Michael Jansen

Personal information
- Date of birth: 10 June 1984 (age 41)
- Place of birth: Nijmegen, Netherlands
- Height: 1.87 m (6 ft 1+1⁄2 in)
- Position: Defender

Senior career*
- Years: Team / Apps / (Gls)
- 2002–2008: Vitesse Arnhem / 60 / (5)
- 2008: Feyenoord / 0 / (0)
- 2008: → De Graafschap (loan) / 5 / (0)
- 2008–2009: Cambuur / 36 / (2)
- 2009–2011: Groningen / 2 / (0)
- 2010: → Go Ahead Eagles (loan) / 8 / (0)
- 2010–2011: → Veendam (loan) / 33 / (2)
- 2011–2012: Go Ahead Eagles / 13 / (0)
- 2012–2013: Spakenburg / 10 / (0)
- Total:  / 167 / (9)

= Michael Jansen =

Dutch footballer

Michael Jansen (born 10 June 1984) is a Dutch former footballer who played as a defender.

==Club career==

===Vitesse and cardiac arrhythmias===
Born in Nijmegen, Jansen is a defender and made his debut in professional football with Vitesse Arnhem in the 2002–03 season.
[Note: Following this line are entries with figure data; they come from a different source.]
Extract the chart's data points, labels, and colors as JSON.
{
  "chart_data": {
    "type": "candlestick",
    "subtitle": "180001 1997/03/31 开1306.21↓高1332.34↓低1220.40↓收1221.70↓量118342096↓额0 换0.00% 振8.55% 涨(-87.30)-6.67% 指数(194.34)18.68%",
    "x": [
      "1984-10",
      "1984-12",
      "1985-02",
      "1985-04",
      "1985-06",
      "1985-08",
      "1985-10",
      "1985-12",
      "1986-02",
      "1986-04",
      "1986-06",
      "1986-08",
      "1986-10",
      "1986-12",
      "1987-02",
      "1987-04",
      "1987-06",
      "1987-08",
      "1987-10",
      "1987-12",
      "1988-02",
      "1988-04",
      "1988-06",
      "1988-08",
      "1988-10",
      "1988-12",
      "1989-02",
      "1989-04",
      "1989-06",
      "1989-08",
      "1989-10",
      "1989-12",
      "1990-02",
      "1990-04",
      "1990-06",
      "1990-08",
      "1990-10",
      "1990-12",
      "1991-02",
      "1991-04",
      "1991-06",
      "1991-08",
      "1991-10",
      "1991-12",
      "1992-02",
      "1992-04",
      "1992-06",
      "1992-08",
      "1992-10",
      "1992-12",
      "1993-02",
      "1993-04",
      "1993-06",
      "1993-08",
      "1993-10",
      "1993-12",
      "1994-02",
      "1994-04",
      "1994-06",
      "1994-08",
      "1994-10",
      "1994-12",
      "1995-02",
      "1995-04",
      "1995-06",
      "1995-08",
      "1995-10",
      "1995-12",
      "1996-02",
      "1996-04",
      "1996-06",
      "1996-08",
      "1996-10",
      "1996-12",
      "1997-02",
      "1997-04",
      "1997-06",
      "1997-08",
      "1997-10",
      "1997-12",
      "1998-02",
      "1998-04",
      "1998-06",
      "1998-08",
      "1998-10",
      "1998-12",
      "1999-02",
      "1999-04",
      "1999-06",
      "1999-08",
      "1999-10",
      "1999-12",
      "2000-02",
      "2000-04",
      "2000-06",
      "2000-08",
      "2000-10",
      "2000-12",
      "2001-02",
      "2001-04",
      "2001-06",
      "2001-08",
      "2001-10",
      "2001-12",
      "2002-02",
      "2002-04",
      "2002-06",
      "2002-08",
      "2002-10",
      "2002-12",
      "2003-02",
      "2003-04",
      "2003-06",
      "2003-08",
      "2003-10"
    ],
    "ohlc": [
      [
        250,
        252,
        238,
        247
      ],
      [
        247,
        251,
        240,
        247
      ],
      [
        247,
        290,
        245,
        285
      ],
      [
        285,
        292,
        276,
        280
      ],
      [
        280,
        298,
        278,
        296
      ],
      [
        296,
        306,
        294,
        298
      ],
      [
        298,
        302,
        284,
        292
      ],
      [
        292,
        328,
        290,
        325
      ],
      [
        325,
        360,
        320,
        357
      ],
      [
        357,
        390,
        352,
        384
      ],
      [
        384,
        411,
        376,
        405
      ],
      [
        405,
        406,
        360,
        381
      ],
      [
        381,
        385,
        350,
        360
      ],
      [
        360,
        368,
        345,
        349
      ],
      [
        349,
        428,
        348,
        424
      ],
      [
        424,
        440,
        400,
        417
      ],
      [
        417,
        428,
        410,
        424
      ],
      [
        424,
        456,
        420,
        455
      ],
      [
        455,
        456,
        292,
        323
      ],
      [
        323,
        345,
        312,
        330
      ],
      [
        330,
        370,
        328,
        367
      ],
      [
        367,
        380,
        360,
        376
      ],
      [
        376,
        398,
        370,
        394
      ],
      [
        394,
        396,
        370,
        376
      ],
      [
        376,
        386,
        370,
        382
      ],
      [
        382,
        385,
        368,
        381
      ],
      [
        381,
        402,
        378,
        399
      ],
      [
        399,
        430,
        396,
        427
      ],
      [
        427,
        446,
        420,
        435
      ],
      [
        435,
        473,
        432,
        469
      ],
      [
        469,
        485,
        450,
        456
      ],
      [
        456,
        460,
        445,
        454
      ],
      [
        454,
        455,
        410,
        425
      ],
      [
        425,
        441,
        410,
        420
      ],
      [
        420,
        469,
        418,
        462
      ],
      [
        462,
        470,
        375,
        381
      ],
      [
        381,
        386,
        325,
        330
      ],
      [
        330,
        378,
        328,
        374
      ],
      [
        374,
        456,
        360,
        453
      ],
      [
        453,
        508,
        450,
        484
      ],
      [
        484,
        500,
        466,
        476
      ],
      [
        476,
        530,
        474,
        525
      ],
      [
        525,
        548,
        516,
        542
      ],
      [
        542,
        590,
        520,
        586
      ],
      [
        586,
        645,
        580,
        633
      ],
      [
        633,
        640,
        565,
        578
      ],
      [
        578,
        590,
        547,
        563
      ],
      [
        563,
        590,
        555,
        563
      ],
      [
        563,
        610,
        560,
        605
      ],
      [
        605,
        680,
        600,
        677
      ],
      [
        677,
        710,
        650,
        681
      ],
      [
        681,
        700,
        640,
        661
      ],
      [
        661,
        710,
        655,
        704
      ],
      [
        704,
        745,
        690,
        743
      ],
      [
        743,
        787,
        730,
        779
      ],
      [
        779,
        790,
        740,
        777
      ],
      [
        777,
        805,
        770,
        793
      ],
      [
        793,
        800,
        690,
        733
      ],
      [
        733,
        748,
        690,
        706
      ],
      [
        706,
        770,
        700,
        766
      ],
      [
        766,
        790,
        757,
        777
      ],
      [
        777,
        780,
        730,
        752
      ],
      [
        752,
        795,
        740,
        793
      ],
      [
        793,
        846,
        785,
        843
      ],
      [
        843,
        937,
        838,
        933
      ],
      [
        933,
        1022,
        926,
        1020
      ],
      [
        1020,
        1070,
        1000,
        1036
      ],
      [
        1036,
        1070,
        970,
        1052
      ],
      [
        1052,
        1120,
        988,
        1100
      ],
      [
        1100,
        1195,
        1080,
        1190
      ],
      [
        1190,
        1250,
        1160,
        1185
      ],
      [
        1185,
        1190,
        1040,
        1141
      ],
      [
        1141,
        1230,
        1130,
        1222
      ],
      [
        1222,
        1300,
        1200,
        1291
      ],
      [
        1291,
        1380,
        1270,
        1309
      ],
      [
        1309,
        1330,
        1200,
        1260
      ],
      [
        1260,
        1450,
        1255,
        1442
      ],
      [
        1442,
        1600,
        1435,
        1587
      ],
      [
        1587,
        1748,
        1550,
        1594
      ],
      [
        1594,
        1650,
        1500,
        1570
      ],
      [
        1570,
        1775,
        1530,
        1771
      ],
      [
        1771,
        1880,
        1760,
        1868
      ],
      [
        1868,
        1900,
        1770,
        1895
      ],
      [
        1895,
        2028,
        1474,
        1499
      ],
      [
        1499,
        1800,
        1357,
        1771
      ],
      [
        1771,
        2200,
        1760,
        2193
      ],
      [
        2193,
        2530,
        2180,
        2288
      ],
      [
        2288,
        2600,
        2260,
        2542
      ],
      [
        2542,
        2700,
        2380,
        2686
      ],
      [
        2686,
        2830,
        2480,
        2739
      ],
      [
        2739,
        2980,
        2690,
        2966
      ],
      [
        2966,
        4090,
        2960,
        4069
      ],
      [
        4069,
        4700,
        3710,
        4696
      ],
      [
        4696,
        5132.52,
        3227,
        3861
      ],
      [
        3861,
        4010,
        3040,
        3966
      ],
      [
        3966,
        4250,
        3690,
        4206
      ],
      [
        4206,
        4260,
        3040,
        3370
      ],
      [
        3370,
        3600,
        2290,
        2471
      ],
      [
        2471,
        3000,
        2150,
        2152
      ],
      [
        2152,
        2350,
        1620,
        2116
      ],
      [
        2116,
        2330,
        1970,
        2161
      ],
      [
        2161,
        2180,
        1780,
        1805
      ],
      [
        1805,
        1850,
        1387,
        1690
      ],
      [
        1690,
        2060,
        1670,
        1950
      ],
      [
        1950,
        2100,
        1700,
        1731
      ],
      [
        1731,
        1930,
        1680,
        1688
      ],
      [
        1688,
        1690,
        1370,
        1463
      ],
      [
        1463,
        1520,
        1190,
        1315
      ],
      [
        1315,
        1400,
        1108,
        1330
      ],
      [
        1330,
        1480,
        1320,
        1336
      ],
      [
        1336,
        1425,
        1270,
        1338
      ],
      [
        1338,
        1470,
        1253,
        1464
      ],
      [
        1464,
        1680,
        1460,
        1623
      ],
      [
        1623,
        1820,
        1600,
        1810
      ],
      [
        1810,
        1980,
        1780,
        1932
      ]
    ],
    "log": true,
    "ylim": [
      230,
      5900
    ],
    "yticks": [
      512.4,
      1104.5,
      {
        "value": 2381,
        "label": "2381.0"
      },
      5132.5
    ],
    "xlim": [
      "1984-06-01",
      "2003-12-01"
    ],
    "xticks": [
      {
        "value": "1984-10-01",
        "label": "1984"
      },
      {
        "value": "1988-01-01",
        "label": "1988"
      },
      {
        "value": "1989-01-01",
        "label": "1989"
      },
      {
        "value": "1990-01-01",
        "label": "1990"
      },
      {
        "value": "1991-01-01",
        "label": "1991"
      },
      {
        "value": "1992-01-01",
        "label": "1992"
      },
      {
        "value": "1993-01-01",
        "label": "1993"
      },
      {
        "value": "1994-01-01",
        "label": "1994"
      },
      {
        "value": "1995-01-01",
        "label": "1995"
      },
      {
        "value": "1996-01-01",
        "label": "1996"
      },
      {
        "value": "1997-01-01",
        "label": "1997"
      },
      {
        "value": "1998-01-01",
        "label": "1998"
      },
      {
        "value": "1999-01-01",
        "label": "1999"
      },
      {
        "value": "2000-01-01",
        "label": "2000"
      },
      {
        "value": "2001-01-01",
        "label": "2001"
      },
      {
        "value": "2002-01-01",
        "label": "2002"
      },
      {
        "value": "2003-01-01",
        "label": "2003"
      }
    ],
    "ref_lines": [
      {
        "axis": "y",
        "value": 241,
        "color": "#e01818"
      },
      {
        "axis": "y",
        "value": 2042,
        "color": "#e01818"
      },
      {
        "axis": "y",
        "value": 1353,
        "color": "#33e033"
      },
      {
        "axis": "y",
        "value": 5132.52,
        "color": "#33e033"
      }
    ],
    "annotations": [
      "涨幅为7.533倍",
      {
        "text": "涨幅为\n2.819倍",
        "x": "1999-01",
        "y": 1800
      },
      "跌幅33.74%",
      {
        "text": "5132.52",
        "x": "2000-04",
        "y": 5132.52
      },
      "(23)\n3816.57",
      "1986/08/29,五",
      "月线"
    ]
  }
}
He was considered a big talent and his development was reportedly closely watched by Ajax Amsterdam among others. On 15 May 2005, in a match against Ajax, Jansen lost consciousness after suffering cardiac arrhythmia. He recovered but has to live with an ICD under his skin. He would not play any match for Vitesse after regaining fitness, but was still considered a squad member.

===Life after Vitesse===
In January 2008, Vitesse and Jansen parted ways, and on 18 January 2008, Jansen signed a six-month contract with Feyenoord, with an option for another three years. He joined fellow Eredivisie side De Graafschap on loan, to get used to professional football again.

In summer 2008, Jansen signed for Jupiler League SC Cambuur-Leeuwarden. After one year, FC Groningen noticed that Jansen played well enough to return to the Eredivisie. In January 2010 he moved to Go Ahead Eagles on loan to get more playing time since he had not been able to earn himself a place in Groningen's starting 11.